October of last year, Federal Emergency Management Agency sent out the nation’s first “presidential alert” using the Wireless Emergency Alert (WEA). This system would allow any president of the United States to send out nationwide alerts in the event of a disaster or emergency.
The same system is also being used to send out AMBER and weather alerts to your phones. Unfortunately though, an exploit on security LTE vulnerabilities make it easier to send out spoofed presidential alerts to mobile phones.

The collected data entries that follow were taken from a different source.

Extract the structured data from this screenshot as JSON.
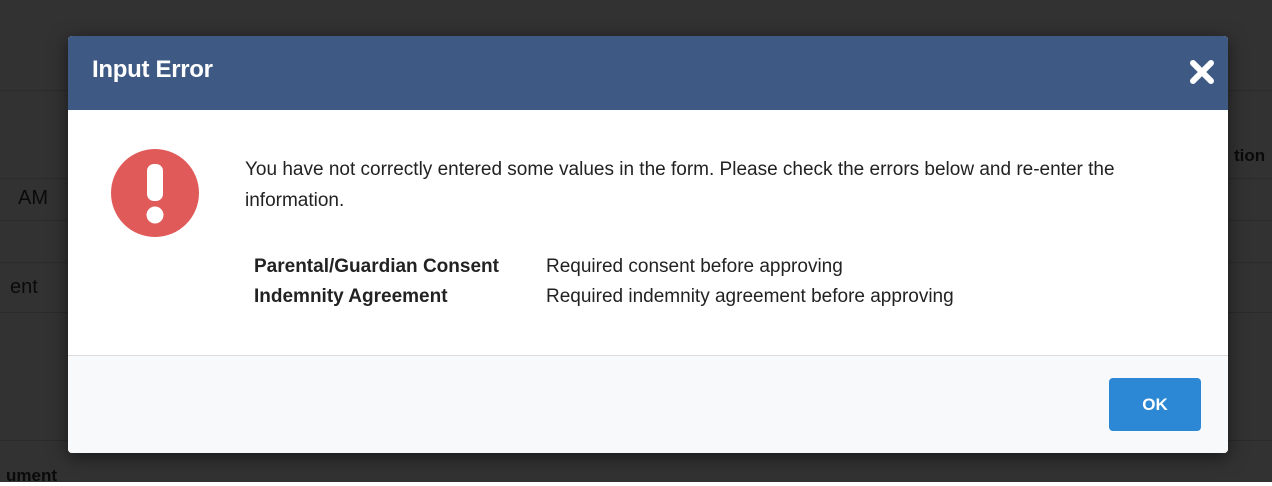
{
  "background": {
    "fragments": [
      "AM",
      "ent",
      "tion",
      "ument"
    ]
  },
  "dialog": {
    "title": "Input Error",
    "close_icon": "close-icon",
    "alert_icon": "exclamation-circle-icon",
    "message": "You have not correctly entered some values in the form. Please check the errors below and re-enter the information.",
    "errors": [
      {
        "field": "Parental/Guardian Consent",
        "message": "Required consent before approving"
      },
      {
        "field": "Indemnity Agreement",
        "message": "Required indemnity agreement before approving"
      }
    ],
    "ok_label": "OK"
  },
  "colors": {
    "header": "#3e5a84",
    "alert": "#e05a5a",
    "button": "#2c87d4",
    "footer": "#f8f9fb"
  }
}
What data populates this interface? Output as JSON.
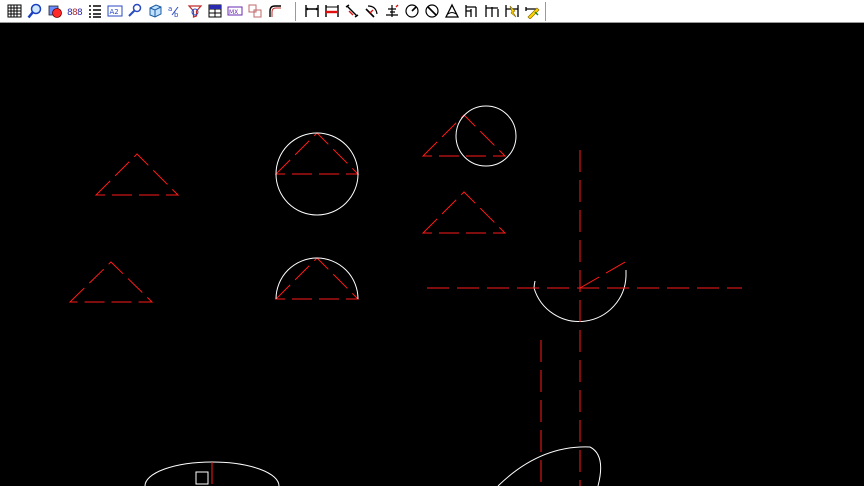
{
  "toolbar": {
    "group1": [
      {
        "name": "grid-icon"
      },
      {
        "name": "zoom-icon"
      },
      {
        "name": "layer-color-icon"
      },
      {
        "name": "counter-icon"
      },
      {
        "name": "list-icon"
      },
      {
        "name": "text-style-icon"
      },
      {
        "name": "find-icon"
      },
      {
        "name": "3d-box-icon"
      },
      {
        "name": "attribute-icon"
      },
      {
        "name": "filter-icon"
      },
      {
        "name": "table-icon"
      },
      {
        "name": "block-icon"
      },
      {
        "name": "group-icon"
      },
      {
        "name": "fillet-icon"
      }
    ],
    "group2": [
      {
        "name": "dim-linear-icon"
      },
      {
        "name": "dim-aligned-red-icon"
      },
      {
        "name": "dim-angled-icon"
      },
      {
        "name": "dim-arc-length-icon"
      },
      {
        "name": "dim-ordinate-icon"
      },
      {
        "name": "dim-radius-icon"
      },
      {
        "name": "dim-diameter-icon"
      },
      {
        "name": "dim-angular-icon"
      },
      {
        "name": "dim-baseline-icon"
      },
      {
        "name": "dim-continue-icon"
      },
      {
        "name": "dim-quick-icon"
      },
      {
        "name": "dim-edit-icon"
      }
    ]
  },
  "drawing": {
    "colors": {
      "background": "#000000",
      "dashed_lines": "#ff1a1a",
      "solid_lines": "#ffffff",
      "toolbar": "#ffffff"
    }
  }
}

“Spoofed” presidential alerts can easily be sent out because of LTE vulnerabilities
In an effort to test out the new state-of-the-art system, residents in the U.S. received its first presidential alert last year. This system allows the current president to send out alerts in an event of an emergency.
However, at least according to a study conducted by the University of Colorado Boulder, the system is not perfect. Amidst the tensions between the U.S. and North Korea last year, an erroneous alert has been sent out to residents in Hawaii of an inbound ballistic missile threat.
Then, according to the study, the system is not as nearly as secure as it should be. Using a readily available, off-the-shelf equipment and an open-source software, a working team from the university was able to send out a spoofed presidential alert.
Every single phone in a stadium consisting of 50,000 seats were able to get the alert. The spoofed alert was successfully sent out nine out of ten times that it was attempted. Imagine the cascades of panic from people in a real life situation.
“LTE network used is the biggest weak spot”, says researchers
It is true that there isn’t a perfect system, but many of the issues over the years has been a result of human error. But according to the researchers, the biggest weak spot would have to be the LTE network that is used to transmit the message.
Instead of a traditional text message, the system uses LTE, to which each tower blasts out alerts on a specific channel to all devices in range. In that case, a false alert can be sent out to devices that is close in range. And if that isn’t bad enough, there is also no way to verify if an alert is authentic or not.
When it comes to fixing out the vulnerabilities, this is what the research team from the University of Colorado Boulder has to say:
The true impact of such an attack would of course depend on the density of cell phones in range; fake alerts in crowded cities or stadiums could potentially result in cascades of panic. Fixing this problem will require a large collaborative effort between carriers, government stakeholders, and cell phone manufacturers.
Furthermore, adding a digital signature would make it a little harder to fake out messages but it is not entirely the “magic solution”.
Finally, a similar LTE vulnerability was discovered last year, which allowed researchers to not only send out fake alerts but also eavesdrop on the user’s text messages, as well as tracking their location.